With the aim of supporting CBD parties, including India, and ITTO member countries in the tropics in their efforts to conserve biodiversity, the collaboration will implement sustainable forest management, restore degraded forest landscapes, and encourage the sustainable use of forest resources.

The collaboration to 2025 was formalised with the signing last week of a memorandum of understanding (MoU).

The ITTO and the CBD have been collaborating closely for a decade. The first MoU between the two bodies, signed in 2010 in the framework of the International Year of Biodiversity, gave birth to the ITTO-CBD Collaborative Initiative for Tropical Forest Biodiversity.

A second MoU spanning 2015-2020 was signed at the 12th meeting of the Conference of the Parties to the CBD in Pyeongchang in Republic of Korea in October 2014.

To date, the collaborative Initiative has encompassed 16 projects in 23 tropical countries, all of which had experienced biodiversity losses and decline in the forest area and have large numbers of forest-dependent people.

At $13 million, the total budget of the 16 projects is modest, but a recent technical review found that they have achieved extraordinary success in improving local livelihoods and forest management, restoring degraded forest landscapes and conserving biodiversity.

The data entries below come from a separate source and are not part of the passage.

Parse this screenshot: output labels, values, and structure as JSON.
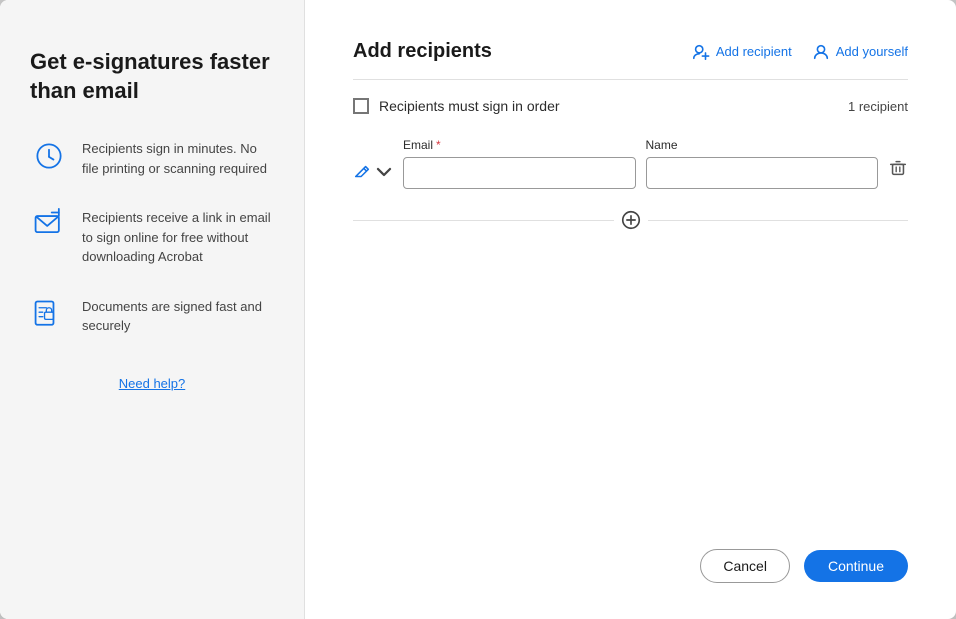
{
  "left": {
    "title": "Get e-signatures faster than email",
    "features": [
      {
        "id": "minutes",
        "text": "Recipients sign in minutes. No file printing or scanning required"
      },
      {
        "id": "email-link",
        "text": "Recipients receive a link in email to sign online for free without downloading Acrobat"
      },
      {
        "id": "secure",
        "text": "Documents are signed fast and securely"
      }
    ],
    "need_help": "Need help?"
  },
  "right": {
    "title": "Add recipients",
    "add_recipient_label": "Add recipient",
    "add_yourself_label": "Add yourself",
    "order_label": "Recipients must sign in order",
    "recipient_count": "1 recipient",
    "email_label": "Email",
    "name_label": "Name",
    "email_placeholder": "",
    "name_placeholder": ""
  },
  "footer": {
    "cancel_label": "Cancel",
    "continue_label": "Continue"
  }
}
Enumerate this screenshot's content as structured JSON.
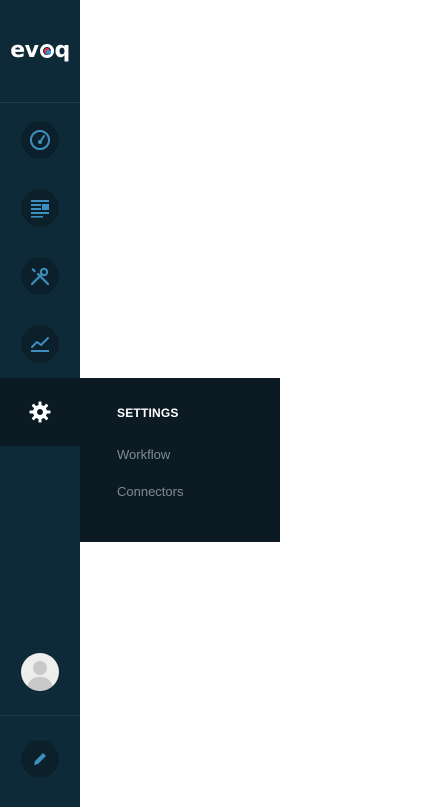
{
  "app": {
    "logo_text_pre": "ev",
    "logo_text_post": "q"
  },
  "sidebar": {
    "items": [
      {
        "icon": "dashboard-icon"
      },
      {
        "icon": "content-icon"
      },
      {
        "icon": "tools-icon"
      },
      {
        "icon": "analytics-icon"
      },
      {
        "icon": "gear-icon",
        "active": true
      }
    ],
    "bottom": [
      {
        "icon": "avatar"
      },
      {
        "icon": "pencil-icon"
      }
    ]
  },
  "flyout": {
    "title": "SETTINGS",
    "items": [
      {
        "label": "Workflow"
      },
      {
        "label": "Connectors"
      }
    ]
  },
  "colors": {
    "sidebar_bg": "#0e2a38",
    "active_bg": "#0b1a23",
    "icon_accent": "#3d8fbf",
    "flyout_text_muted": "#7f8b92"
  }
}
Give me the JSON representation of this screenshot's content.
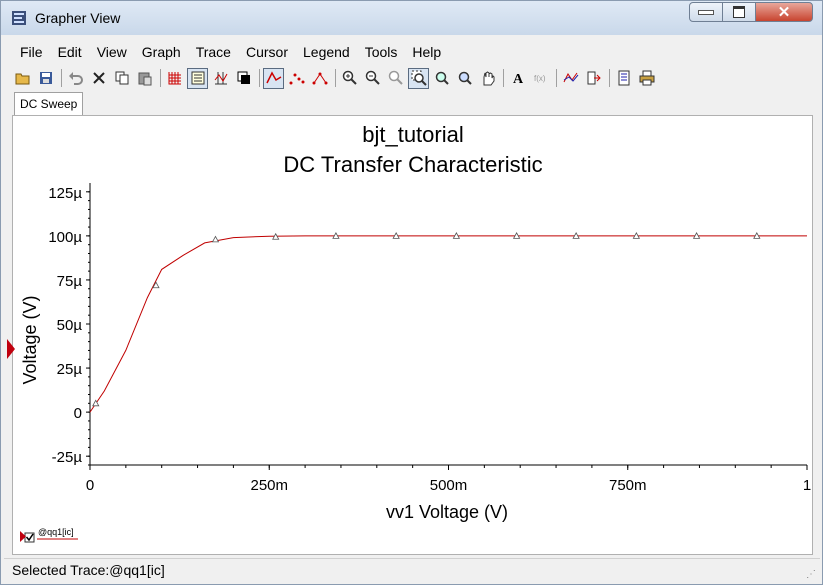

Examples of the collaborative initiative’s achievement include increasing the size of a mangrove protected area in Peru by more than 7,00,000 ha; providing more than 400 foresters and technicians in Central Africa with education and training on sustainable forest management; enabling previously difficult transboundary cooperation on the management of the Emerald Triangle between Cambodia and Thailand; and restoring 130 ha of mangroves in Fiji.

The renewed collaboration between the CBD and ITTO will include assisting countries to recognize and enhance the values of forest landscapes, including their biodiversity and ecosystem services, assisting countries to collect and use ecological and biological data that contribute to sustainable management and use and the restoration of tropical forests.

The new MoU will also help facilitate collaboration with, and access to, bilateral and multilateral funding sources such as the Global Environment Facility and the Green Climate Fund on emerging issues related to biodiversity conservation, climate-change mitigation and adaptation, and sustainable development.

Innovative aspects of the collaboration between ITTO and the CBD include exploring opportunities for harmonised reporting on the sustainable use, restoration and conservation of tropical forests in the context of the post-2020 global biodiversity framework, which is being developed under the CBD, and supporting regional and South-South cooperation, thus contributing to and leveraging the UN Decade on Ecosystem Restoration (2021-2030).